Build a better brand
Having a better brand is more important than having a better product (read: network). In fact, your brand is not your product, company, or even what you spend millions of dollars to promote. Your brand is your customers' prevailing perception of you. Don't believe me? Ask Apple, Coke, Disney, Nike, McDonalds, Sony, Microsoft, or any of the other household names you see slathered on your children's food, drink, clothes, phones, devices, games, and movies. Notably, none of these names are particularly synonymous with "quality" or "reliability." If they were, your kids would be wearing Rolexes instead of downloading $.99 digital clock apps for their iPhones.
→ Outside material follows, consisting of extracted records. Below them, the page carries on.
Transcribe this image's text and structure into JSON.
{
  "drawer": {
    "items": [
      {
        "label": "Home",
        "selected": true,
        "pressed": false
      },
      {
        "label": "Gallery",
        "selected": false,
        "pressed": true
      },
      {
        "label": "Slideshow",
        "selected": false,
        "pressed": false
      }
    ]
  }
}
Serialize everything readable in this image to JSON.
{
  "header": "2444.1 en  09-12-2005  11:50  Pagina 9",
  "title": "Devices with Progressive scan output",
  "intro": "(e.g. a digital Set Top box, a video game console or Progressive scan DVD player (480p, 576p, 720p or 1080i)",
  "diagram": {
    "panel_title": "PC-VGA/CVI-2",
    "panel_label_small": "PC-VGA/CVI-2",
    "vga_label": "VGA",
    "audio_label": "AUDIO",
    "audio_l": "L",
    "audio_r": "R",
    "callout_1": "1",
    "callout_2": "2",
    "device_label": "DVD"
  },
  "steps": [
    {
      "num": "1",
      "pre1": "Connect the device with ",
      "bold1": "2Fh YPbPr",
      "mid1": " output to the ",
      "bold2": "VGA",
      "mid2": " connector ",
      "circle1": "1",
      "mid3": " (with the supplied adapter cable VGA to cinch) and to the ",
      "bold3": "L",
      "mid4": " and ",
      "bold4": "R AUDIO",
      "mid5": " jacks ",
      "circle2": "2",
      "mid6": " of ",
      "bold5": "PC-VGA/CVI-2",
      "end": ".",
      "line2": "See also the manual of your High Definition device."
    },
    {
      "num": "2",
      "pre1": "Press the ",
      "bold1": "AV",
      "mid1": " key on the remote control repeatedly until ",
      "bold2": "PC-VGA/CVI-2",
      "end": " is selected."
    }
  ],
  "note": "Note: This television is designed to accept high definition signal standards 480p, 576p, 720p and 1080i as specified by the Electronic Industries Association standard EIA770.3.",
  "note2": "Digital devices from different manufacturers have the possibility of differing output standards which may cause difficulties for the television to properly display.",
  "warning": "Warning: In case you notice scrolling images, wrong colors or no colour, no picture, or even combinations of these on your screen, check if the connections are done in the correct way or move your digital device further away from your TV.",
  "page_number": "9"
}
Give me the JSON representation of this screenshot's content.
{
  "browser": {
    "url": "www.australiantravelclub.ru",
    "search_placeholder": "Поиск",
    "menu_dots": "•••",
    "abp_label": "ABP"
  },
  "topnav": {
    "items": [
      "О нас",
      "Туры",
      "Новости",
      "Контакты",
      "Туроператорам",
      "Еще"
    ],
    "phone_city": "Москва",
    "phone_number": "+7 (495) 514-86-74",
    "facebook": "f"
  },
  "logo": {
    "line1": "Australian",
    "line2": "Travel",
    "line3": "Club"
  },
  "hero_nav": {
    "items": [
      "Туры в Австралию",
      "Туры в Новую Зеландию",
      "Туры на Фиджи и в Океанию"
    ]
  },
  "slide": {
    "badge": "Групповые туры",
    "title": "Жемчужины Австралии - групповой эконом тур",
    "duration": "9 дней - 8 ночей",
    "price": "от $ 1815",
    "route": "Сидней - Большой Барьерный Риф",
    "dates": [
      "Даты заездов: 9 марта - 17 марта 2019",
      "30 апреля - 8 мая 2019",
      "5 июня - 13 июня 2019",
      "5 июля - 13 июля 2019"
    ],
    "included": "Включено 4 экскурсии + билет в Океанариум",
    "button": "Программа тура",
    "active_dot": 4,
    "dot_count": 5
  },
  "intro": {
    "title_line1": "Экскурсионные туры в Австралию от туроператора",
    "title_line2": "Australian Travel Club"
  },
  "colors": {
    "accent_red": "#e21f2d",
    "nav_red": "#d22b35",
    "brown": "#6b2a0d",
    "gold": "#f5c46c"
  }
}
The bad news is, (regardless of what your marketing team is telling you) you cannot control your brand. But, you can understand customers. If you understand them well enough, you have a good, fighting chance of influencing your brand. Better yet, you have a good shot at being cool.
So what is cool? Cool is what cool people do. It's what they wear, what say, and what they are. Steve Jobs is Cool. Obama is cool. They have swagger. They are creative and deeply in touch with their audience.Their followers feel connected; a part of something special. Ordinary is not special. Normal is not cool. Cool is a not feature, data point, measurement, or statistic. Cool isn't followed by a "G." Cool cannot be measured, it's felt. It's understood. It's a lifestyle. It's a demand that drives people to be associated with your company and wear your logo proudly – at almost any cost.
So, how well do you know your customers? How is your brand impacting their lifestyle? Do they feel like they are a part of distinguished group? Do they feel privileged? Are you helping them be cool? In the 80's, people were literally killing each other for a pair of Nike's Air Jordan shoes. As tragic as that was, how many of your customers kill for your product? Chances are they would more likely kill for a new competitor to enter your market than wear your logo.
Now the question is: can you do it? Can Comcast's Xfinity become a culture? Can AT&T make its millions of customers feel like they belong to something special? Can anyone unify and empower their customers' lifestyle?
Five things service providers can do to influence their brand:
We've already established that reliability and quality are not competitive differentiators. But, they are table stakes. If you unable to reach this basic threshold your customers' perception of you will be incredibly and increasingly negative. If this is all you can achieve, you're doomed to become a commodity provider. Not cool.